14 Ter vergadering verschenen is Johan Preyster, gevolmachtigde van Bremen. Hij dient een propositie d.d. 's-Gravenhage 11/21 dec. 1629 in.1
Preister bedankt HHM voor de audiëntie. Hij doet de volgende voorstellen. Het eerste en belangrijkste luidt als volgt. Het is volgens zijn volmachtgevers niet nodig HHM erop te wijzen dat Bremen zwaar onder de oorlog lijdt. Al geruime tijd kan men vrijwel niets over water of over land ondernemen zonder grote verliezen te lijden. De welvaart en inkomsten van Bremen hangen vrijwel uitsluitend van de handel af en om deze veilig te stellen worden de nodige uitgaven gedaan, bijvoorbeeld het legeren van garnizoenen in de grenssteden. De raad en gezamenlijke burgerij van Bremen zijn van mening dat het HHM als naburige vrienden en godsdienstverwanten veel meer van nut is als Bremen zijn welstand en handel behoudt dan dat zij deze met geweld aantasten. Het is bekend dat enkele jaren geleden Bremen door enkele oorlogsschepen op de volgens keizerlijk privilege aan Bremen toebehorende Wezer is afgesloten. De schepen hielden de levensmiddelen en andere waar die op weg waren naar Bremen, zo lang tegen dat het meeste bedorven of van hele slechte kwaliteit geworden was. Dit heeft kooplieden en burgers grote schade berokkend. Het zag er dit jaar naar uit dat de schepen uit Bremen zonder gevaar over de Wezer naar Bremen zouden kunnen terugkeren met de hoognodige proviand. De Admiraliteit te Dokkum heeft echter op last van HHM twee kleine schepen en een groot oorlogsschip op de Wezer gestationeerd, en wel zonder waarschuwing. Alle schepen, met uitzondering van die van de Republiek, geladen met allerlei levensmiddelen worden aangehouden en zo lang vastgehouden dat alle waar bedorven is. De raad van Bremen heeft Preister gestuurd om HHM te vragen de blokkade op te heffen. Mochten HHM in de toekomst een blokkade weer nodig vinden, dan verzoekt hij HHM de raad van Bremen hiervan op de hoogte te brengen zodat men de schade beperkt kan houden.

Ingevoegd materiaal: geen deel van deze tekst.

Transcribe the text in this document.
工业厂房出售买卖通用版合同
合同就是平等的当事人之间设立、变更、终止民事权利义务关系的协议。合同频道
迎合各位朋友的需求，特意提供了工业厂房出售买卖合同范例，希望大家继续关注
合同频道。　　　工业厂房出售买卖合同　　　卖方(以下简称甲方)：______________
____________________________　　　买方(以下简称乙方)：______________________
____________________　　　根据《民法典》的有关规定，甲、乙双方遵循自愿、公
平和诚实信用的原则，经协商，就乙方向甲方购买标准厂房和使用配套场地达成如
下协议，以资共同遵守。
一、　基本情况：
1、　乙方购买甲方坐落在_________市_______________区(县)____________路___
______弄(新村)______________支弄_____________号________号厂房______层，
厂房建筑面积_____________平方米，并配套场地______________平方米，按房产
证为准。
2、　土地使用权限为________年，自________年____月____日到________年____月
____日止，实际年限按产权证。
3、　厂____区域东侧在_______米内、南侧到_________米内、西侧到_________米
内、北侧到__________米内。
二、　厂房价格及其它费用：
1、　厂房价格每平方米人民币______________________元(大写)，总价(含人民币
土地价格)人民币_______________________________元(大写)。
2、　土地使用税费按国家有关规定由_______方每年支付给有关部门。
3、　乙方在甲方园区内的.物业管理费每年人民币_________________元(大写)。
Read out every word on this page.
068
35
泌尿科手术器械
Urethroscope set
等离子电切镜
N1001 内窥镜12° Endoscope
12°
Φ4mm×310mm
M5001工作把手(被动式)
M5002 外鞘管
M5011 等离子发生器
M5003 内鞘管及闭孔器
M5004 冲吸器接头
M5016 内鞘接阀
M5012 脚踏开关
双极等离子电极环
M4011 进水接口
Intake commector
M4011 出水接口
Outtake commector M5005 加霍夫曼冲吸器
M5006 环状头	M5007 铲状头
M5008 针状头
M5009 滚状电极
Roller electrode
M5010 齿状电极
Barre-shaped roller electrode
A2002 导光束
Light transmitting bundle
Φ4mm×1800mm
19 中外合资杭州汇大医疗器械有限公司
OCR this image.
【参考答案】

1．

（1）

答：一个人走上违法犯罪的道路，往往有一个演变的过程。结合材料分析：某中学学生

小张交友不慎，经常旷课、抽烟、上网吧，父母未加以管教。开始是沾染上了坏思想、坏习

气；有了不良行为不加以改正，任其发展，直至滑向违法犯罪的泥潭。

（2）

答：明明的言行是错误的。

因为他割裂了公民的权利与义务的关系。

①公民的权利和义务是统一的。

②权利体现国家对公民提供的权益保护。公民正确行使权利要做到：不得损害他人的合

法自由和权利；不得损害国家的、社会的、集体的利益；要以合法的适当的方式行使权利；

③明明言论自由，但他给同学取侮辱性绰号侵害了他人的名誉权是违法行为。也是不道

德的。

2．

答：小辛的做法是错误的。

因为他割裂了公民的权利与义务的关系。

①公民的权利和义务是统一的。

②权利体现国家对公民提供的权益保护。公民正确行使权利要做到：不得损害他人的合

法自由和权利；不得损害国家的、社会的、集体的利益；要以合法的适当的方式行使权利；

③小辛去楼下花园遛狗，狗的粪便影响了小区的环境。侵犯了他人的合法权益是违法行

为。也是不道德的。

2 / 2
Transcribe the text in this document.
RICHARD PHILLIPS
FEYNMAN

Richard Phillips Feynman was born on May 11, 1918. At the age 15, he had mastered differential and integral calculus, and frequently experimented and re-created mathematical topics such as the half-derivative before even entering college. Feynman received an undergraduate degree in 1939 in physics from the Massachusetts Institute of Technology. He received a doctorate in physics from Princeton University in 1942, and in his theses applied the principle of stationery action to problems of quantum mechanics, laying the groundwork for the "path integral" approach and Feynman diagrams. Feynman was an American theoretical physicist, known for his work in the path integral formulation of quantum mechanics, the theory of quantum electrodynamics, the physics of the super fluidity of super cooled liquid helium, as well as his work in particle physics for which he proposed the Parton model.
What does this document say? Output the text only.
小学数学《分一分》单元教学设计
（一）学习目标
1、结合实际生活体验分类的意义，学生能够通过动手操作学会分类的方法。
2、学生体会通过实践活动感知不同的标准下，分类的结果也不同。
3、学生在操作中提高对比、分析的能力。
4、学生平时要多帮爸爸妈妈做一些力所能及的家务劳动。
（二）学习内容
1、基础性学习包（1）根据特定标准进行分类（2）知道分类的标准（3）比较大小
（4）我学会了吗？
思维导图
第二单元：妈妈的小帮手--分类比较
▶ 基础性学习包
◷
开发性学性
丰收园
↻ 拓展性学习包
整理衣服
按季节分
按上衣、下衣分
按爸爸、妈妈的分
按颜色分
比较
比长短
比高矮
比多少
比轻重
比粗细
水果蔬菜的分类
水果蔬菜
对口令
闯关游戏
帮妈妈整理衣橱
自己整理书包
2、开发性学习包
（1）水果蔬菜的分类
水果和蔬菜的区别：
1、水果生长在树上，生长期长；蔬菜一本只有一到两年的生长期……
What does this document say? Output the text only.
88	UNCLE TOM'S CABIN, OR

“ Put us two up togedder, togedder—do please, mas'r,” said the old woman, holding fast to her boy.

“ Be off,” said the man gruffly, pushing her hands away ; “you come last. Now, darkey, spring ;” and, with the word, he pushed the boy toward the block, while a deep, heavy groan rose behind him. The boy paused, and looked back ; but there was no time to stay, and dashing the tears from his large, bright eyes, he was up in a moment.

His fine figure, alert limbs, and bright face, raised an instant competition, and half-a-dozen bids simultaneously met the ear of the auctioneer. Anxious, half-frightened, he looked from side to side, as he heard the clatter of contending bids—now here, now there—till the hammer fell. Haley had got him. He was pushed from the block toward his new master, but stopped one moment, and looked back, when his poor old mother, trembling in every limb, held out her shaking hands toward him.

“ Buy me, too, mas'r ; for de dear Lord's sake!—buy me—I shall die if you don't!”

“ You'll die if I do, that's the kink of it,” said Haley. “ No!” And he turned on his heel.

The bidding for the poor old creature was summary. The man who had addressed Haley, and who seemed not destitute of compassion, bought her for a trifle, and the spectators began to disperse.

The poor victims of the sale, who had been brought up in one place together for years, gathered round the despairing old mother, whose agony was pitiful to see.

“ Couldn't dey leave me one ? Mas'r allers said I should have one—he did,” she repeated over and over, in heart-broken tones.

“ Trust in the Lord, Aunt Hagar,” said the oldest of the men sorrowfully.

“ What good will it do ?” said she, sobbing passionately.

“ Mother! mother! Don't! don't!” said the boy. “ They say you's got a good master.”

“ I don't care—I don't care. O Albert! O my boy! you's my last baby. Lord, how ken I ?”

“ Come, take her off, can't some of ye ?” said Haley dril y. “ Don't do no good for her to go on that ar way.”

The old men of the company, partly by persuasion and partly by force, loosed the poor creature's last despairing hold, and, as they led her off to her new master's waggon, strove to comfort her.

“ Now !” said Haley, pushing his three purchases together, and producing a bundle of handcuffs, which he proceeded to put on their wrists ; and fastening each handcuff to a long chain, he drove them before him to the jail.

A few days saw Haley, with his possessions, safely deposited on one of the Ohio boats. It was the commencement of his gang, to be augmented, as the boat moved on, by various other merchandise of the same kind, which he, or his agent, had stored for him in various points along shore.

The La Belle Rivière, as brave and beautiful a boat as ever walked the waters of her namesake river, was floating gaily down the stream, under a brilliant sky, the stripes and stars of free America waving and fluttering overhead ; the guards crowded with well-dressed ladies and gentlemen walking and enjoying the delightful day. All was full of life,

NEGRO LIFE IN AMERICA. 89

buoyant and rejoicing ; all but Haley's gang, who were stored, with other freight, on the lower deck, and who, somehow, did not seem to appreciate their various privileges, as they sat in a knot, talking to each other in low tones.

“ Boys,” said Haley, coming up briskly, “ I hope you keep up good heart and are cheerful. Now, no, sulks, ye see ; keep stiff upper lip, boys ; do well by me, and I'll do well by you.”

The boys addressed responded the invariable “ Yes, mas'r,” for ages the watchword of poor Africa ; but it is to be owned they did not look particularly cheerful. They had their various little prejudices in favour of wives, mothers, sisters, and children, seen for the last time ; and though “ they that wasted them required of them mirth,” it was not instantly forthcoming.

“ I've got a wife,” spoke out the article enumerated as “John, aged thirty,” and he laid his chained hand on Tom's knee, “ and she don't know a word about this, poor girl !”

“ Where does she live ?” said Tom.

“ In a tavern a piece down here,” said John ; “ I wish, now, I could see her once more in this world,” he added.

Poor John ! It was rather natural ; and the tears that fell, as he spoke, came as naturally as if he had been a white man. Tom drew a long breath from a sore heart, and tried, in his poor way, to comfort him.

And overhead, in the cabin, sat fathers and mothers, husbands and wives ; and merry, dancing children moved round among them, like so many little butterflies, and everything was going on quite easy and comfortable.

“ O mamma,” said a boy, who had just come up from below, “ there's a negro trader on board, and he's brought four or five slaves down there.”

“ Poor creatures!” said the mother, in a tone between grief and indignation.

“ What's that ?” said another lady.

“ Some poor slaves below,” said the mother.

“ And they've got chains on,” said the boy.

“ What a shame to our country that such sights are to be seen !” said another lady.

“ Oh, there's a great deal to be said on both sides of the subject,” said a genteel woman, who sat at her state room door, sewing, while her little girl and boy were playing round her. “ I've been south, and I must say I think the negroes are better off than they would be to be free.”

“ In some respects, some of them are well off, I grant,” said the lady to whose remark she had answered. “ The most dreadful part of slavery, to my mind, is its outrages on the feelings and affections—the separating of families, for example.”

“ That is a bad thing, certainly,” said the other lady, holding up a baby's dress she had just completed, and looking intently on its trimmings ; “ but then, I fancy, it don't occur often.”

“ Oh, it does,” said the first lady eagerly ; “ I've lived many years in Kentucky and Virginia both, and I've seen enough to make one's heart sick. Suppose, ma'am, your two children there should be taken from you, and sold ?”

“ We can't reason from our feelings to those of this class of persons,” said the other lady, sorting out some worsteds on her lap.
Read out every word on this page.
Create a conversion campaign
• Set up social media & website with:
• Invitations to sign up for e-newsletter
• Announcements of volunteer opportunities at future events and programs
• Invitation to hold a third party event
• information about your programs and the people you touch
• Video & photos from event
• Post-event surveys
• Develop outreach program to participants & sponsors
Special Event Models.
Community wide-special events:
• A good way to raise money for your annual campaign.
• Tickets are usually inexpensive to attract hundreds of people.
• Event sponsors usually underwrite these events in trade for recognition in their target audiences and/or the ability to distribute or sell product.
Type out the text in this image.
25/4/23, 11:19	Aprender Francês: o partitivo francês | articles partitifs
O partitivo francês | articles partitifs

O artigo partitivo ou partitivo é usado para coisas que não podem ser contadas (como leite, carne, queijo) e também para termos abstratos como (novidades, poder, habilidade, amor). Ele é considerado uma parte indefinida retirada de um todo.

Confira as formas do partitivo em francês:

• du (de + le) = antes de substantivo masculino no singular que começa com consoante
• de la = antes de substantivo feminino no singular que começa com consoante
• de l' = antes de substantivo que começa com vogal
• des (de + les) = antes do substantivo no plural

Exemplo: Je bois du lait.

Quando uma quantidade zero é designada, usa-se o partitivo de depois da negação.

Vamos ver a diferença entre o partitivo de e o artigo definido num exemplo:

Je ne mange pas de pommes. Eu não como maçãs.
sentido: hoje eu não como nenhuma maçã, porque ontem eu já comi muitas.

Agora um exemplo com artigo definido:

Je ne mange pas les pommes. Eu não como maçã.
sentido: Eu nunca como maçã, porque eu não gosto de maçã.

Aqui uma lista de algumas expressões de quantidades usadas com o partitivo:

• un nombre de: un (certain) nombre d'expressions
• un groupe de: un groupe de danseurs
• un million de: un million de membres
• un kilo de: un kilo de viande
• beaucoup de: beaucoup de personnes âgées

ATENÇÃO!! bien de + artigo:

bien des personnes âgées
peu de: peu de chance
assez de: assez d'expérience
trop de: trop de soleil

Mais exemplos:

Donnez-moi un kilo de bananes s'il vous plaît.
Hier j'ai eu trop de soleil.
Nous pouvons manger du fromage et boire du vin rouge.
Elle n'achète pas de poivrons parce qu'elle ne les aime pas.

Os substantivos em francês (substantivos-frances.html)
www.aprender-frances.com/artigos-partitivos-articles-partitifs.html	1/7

Ten tweede doet hij zijn beklag over de aan de grens en op andere plaatsen gelegerde officieren en soldaten. Afgelopen zomer en nog onlangs hebben uit Bourtange en omgeving weggelopen soldaten in de buurt van Bremen burgers bestolen, met neutrale waar beladen wagens aangevallen en buitgemaakt, en burgers ontvoerd en tegen losgeld vrijgelaten. Namens de raad verzoekt Preister HHM deze overvallen te verbieden en tegen te houden.
Ten derde zal het HHM bekend zijn dat de gebieden rond Bremen verwoest zijn door de oorlog. Wat over was aan gewas is door het krijgsvolk opgegeten. Het is niet mogelijk geweest brood en graan uit andere landen te laten komen, onder andere door bovengenoemde blokkade. Om het gebrek voor de bevolking af te wenden vraagt de raad van Bremen HHM om toe te staan in het komende voorjaar driehonderd à vierhonderd last rogge in de Republiek te kopen en naar Bremen te vervoeren.

1 De in het Duits gestelde propositie is geïnsereerd in S.G. 3188. Een gedrukte Nederlandse vertaling is te vinden in: Aitzema, S. & O. kwarto II, 979-983/folio I, 929-931.